How we can talk meaningfully about God

How we can talk meaningfully about God

The idea that you can’t say anything meaningful about what you don’t understand has a lot of intuitive appeal. If, after all, you know nothing whatsoever about the thing you’re talking about, then you can’t say anything whatsoever about it either. Imagine overhearing the following exchange:

“I just happened across a Fringle.”

“Oh cool! What’s that.”

“I don’t know!”

“…What?”

“Yeah I have no idea at all what a Fringle is. Can’t tell you what it looks like, what it smells like, the effect it has on anything else.

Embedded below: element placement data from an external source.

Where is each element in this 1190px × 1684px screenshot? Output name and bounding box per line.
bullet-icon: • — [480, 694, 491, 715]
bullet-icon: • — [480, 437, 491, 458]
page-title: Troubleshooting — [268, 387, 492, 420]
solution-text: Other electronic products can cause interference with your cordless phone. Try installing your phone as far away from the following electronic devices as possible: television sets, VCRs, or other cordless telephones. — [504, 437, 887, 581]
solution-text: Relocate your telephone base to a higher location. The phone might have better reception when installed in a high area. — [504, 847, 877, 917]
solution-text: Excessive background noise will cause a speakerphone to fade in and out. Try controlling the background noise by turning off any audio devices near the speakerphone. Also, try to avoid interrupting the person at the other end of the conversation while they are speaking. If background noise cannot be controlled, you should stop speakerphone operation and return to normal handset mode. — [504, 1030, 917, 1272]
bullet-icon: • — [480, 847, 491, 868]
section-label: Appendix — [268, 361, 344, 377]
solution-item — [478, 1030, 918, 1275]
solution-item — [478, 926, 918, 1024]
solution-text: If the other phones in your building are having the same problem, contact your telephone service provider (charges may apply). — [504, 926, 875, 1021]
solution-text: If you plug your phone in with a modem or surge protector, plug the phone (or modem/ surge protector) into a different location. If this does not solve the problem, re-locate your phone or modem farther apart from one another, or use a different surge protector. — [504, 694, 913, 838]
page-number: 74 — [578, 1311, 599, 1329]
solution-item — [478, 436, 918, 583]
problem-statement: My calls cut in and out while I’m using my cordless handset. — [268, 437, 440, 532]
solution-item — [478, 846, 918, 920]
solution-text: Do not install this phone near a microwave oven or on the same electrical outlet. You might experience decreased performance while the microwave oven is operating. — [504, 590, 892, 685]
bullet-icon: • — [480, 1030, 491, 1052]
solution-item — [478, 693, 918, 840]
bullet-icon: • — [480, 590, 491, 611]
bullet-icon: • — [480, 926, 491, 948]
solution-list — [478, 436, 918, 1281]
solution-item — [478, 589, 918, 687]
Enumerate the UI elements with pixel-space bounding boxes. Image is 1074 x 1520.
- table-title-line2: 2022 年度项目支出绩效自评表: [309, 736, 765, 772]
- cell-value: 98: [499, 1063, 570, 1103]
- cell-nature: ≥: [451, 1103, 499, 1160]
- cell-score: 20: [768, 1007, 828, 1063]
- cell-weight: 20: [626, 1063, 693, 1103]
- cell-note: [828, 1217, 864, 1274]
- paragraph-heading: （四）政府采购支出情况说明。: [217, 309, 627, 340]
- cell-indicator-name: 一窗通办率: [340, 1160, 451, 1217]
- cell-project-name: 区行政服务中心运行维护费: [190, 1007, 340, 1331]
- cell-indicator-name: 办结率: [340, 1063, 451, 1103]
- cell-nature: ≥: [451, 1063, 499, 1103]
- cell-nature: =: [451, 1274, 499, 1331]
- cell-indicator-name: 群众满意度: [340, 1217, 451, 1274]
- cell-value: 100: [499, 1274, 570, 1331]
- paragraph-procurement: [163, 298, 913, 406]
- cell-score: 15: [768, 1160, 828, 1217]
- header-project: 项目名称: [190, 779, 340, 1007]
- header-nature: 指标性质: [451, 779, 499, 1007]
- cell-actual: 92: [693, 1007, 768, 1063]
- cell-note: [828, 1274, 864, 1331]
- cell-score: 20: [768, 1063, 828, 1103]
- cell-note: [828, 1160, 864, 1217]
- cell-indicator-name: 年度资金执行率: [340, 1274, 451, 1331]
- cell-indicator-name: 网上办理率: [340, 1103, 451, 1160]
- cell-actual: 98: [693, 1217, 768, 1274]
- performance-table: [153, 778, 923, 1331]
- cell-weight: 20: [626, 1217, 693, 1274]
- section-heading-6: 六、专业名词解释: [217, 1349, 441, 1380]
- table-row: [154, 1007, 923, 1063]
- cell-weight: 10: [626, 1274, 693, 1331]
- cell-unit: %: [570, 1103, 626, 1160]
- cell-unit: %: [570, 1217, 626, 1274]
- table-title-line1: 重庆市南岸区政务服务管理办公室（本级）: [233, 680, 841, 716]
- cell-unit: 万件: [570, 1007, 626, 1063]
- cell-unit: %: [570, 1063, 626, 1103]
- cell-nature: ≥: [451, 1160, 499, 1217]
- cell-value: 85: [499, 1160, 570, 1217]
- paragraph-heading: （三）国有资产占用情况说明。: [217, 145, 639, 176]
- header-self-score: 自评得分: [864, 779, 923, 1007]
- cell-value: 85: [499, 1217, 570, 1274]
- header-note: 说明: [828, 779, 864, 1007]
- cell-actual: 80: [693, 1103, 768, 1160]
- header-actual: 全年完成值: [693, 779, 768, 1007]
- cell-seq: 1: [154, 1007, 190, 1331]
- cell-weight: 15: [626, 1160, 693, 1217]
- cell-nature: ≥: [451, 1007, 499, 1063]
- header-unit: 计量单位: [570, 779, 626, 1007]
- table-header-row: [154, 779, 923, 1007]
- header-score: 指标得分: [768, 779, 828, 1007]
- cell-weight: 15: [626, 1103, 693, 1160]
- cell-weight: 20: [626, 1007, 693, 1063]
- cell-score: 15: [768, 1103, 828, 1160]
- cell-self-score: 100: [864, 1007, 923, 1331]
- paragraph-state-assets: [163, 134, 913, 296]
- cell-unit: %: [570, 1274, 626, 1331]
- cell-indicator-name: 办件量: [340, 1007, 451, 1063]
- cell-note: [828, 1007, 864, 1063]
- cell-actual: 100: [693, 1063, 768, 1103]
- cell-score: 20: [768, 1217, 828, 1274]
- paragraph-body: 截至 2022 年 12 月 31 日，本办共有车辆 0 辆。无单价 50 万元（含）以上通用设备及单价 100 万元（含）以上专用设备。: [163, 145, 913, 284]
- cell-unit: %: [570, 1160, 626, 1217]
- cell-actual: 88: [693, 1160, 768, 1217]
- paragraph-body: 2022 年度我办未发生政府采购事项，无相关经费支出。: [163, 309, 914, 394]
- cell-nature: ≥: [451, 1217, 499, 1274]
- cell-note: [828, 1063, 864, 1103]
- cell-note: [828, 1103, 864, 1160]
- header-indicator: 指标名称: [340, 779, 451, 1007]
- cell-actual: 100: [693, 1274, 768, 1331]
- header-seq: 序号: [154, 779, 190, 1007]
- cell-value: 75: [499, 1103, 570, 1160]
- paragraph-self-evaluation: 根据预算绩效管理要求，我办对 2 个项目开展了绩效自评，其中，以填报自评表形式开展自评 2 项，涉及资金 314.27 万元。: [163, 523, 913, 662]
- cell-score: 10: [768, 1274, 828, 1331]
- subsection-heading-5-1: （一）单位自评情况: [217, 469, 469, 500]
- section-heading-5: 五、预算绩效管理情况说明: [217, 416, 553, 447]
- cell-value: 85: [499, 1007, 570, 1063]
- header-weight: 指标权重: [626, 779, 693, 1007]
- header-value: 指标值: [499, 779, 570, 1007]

No one’s ever given me a shred of information about Fringles.”

“… But you happened across one?”

“Yes, definitely.”

“How do you know?”

“I just do.”

Fringle-spotter

We’d have to conclude that the would-be Fringle-spotter wasn’t saying anything meaningful. They’d be making sounds, yes, but their words wouldn’t convey anything. Without any understanding of the Fringle, there would be nothing for their words to convey. His talk about Fringles is nonsense: literally, the words are without sense.
A version of the trouble with the Fringle-spotter is a major issue in philosophy of religion. Called ‘The Problem of Religious Language’, it’s a difficulty with the idea of talking about God. God, after all, is supposed to be a completely different kind of being to us. As God says in the book of Job “my ways are not your ways”. God is so different, in fact, that even to call him “a being” is arguably incorrect. Rather God is supposed to be “the ground of all being”, existing outside of time and space, perfectly simple yet constantly sustaining all of the universe. How could the language of time-bound, finite beings such as us capture anything about God? A concept like “strength” is one that we have learned in the context of lifting and moving things in a physical world. What could it even mean for a non-spatial being to be strong? How can we use adjectives like ‘strong’, ‘wise’, ‘loving’ or ‘good’ to describe God if God is far beyond our understanding and we cannot imagine what it would mean to apply them to God?

The trouble is that if we can’t say anything meaningful about God, then all our talk about the divine will be like talk about Fringles: nonsense. Even if God does exist, if we can’t talk coherently about him that makes organising our lives around him extremely difficult, and communicating about him impossible. If God can’t come within the reach of our words and concepts, that means we can’t even really call him ‘worthy of worship’. If we couldn’t know God at all, then we couldn’t love him.

Philosophers have proposed many solutions to the problem of religious language. The medieval Jewish philosopher Moses Maimonides argued that while we can’t say anything positive about God we can say what God is not. If you can say that God is not petty, or cruel, or vindictive, then that gives you some picture of some of the moral truths about God. If you can say that God is not weak, that gives you some idea of his power. Maimonides thought that we could relate to God by this ‘negative way’, building up a picture of the divine out of negative space.

Thomas Aquinas thought we could go further than this. Relying on a few key principles (chief among them that God created the universe and that it thus must bear some kind of relation or similarity to its creator), Thomas thought that we could use words about God analogically. When we say that God is morally good, that doesn’t mean quite the same thing as our kind of moral goodness (for example, there is no possibility that God could fall into evil). But God’s goodness is something like ours because our goodness is an echo of his. God’s goodness exceeds ours rather than falling short of it, and so we can say that God will never act in a way that’s morally worse than a human. Thus even our mortal concept of goodness is much closer to what God is than our concept of evil.

God analogically

The possibility of speaking about God analogically in this way is enough to get much of religious language off the ground. Our concepts of ‘power’ and ‘knowledge’ can be applied to God analogically, so we can meaningfully say of God that he is omnipotent and omniscient. It also opens a path for God to meaningfully reveal himself to us. The Christian account of salvation history is only possible because God can reveal something of his nature to us in a way that fits inside our understanding. We might never be able to completely understand God. But we can understand him to some extent. Enough to trust him, to worship him, and to love him.